Deformation of algorithms

Question

Has there been any attempt at a general theory to describe how an algorithm can be "deformed" to solve the problem more efficiently?

For example suppose we have an algorithm (say sorting a list of numbers) which solves the problem in $O(n^2)$. Can we deform this algorithm (in the "space of algorithms") to an algorithm which solves the problem in $O(n \log(n))$ time?

My motivation for asking this questions comes from analysis where if we want to solve the equation $f(x) = 0$ one technique is to first guess an $x_0$ such that $f(x_0)$ is small, then look in the neighborhood of that $x_0$ to find $x$.

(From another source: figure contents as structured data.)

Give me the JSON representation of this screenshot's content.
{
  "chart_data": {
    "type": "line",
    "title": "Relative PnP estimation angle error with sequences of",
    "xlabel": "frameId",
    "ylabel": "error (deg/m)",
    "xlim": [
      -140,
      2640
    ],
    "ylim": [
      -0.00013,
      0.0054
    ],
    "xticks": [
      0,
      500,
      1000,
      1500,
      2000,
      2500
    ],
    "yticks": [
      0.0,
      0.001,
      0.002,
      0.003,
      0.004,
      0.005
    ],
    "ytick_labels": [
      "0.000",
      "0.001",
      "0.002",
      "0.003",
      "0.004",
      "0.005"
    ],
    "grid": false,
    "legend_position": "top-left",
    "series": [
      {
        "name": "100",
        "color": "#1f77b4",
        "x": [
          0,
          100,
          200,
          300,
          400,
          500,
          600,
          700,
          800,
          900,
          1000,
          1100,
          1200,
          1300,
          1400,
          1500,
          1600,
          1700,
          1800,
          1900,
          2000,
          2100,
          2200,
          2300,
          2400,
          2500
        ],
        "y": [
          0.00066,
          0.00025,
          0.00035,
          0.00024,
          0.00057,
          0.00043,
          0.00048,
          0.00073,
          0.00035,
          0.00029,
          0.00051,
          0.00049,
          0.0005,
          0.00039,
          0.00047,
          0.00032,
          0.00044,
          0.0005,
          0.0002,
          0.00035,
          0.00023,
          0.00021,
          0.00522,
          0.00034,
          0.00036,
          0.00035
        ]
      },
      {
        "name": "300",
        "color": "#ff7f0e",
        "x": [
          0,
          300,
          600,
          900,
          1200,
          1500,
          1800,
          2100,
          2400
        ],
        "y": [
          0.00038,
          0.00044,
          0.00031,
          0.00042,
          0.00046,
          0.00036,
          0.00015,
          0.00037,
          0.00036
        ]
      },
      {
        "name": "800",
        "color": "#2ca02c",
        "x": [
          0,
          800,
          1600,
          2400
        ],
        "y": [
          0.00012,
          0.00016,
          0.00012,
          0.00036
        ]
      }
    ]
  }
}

Of course, I'm guessing the answers is no, but I'm sure a question similar to the above must have been posed somewhere in the literature somewhere.

Answer 1

There is no general way to do this. The "space of algorithms" is not a nice one, with a natural metric or other nice properties, unlike e.g. the real numbers. Note that even in the case of trying to solve $f(x)=0$, where your search space is $\mathbb{R}$, most algorithms work under several assumptions on $f$, e.g. continuity (there is no algorithm which can solve/approximate $f(x)=0$ for an arbitrary $f:\mathbb{R}\rightarrow\mathbb{R}$).

See the answers here, and also here for simple impossibility results regarding a general approach for optimizing the running time of an algorithm.